Destacamos, assim, que na concepção freireana a comunicação é fundamental para a construção e apreensão do conhecimento, e que o desenvolvimento de uma visão crítica sobre a mídia é fundamental em uma educação que se pretenda progressista, particularmente em nossa sociedade atual, em que informação é fartamente acessível. Em seguida apresentaremos algumas das perspectivas relacionadas ao debate sobre educação para as mídias no campo do ensino das ciências da natureza.

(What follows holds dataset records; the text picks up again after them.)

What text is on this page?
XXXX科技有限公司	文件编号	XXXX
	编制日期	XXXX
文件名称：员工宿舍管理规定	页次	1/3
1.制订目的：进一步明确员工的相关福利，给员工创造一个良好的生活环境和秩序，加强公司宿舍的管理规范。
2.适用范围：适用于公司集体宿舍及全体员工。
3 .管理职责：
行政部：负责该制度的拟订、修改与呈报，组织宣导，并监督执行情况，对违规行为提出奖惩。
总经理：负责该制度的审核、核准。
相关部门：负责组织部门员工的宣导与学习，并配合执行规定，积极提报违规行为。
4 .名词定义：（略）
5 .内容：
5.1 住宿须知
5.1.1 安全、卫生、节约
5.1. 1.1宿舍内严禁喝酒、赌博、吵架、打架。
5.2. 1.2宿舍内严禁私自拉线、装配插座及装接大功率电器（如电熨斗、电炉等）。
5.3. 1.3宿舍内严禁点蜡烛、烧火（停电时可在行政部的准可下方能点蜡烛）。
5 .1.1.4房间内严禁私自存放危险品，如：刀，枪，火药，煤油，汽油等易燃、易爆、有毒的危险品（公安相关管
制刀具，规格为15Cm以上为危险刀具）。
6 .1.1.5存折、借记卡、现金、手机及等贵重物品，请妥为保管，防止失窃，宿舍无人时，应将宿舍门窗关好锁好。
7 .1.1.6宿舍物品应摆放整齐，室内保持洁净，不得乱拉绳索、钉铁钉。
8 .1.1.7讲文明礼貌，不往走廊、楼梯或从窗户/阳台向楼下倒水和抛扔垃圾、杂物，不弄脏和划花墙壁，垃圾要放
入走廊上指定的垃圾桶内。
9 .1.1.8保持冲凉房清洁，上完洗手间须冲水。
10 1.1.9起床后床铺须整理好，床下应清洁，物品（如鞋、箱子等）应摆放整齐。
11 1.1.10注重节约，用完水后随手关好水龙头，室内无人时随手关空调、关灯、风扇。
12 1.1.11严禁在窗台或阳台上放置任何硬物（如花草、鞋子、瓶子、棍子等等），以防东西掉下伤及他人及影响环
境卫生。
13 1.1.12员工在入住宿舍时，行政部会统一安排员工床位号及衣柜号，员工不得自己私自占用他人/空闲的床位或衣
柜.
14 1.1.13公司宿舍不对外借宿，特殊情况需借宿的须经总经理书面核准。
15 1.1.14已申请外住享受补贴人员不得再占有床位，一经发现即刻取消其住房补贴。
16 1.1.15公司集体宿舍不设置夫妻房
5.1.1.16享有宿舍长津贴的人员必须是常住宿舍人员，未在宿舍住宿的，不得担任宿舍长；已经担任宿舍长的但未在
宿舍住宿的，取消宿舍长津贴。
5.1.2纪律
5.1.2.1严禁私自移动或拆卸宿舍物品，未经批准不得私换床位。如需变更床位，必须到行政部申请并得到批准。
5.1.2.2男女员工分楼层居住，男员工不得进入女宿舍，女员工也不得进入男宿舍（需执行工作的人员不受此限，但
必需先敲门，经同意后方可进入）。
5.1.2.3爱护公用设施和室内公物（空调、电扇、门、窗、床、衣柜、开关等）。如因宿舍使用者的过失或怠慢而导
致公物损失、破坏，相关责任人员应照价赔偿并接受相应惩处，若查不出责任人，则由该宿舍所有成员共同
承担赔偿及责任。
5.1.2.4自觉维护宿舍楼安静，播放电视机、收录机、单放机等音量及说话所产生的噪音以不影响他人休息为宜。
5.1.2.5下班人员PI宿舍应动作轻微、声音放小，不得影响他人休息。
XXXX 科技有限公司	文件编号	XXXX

A importância de se problematizar a mídia

Considerando os anseios atuais da educação em ciências, podemos notar que os processos educacionais devem estar atrelados à permanente busca por uma formação de estudantes que considere suas capacidades críticas e criativas de lidar com o mundo do qual fazem parte como cidadãos. A educação deve buscar possibilidades concretas para que estes desenvolvam níveis de consciência cada vez maiores acerca do mundo e, assim, almejem mudanças radicais a partir de sua reflexão e prática.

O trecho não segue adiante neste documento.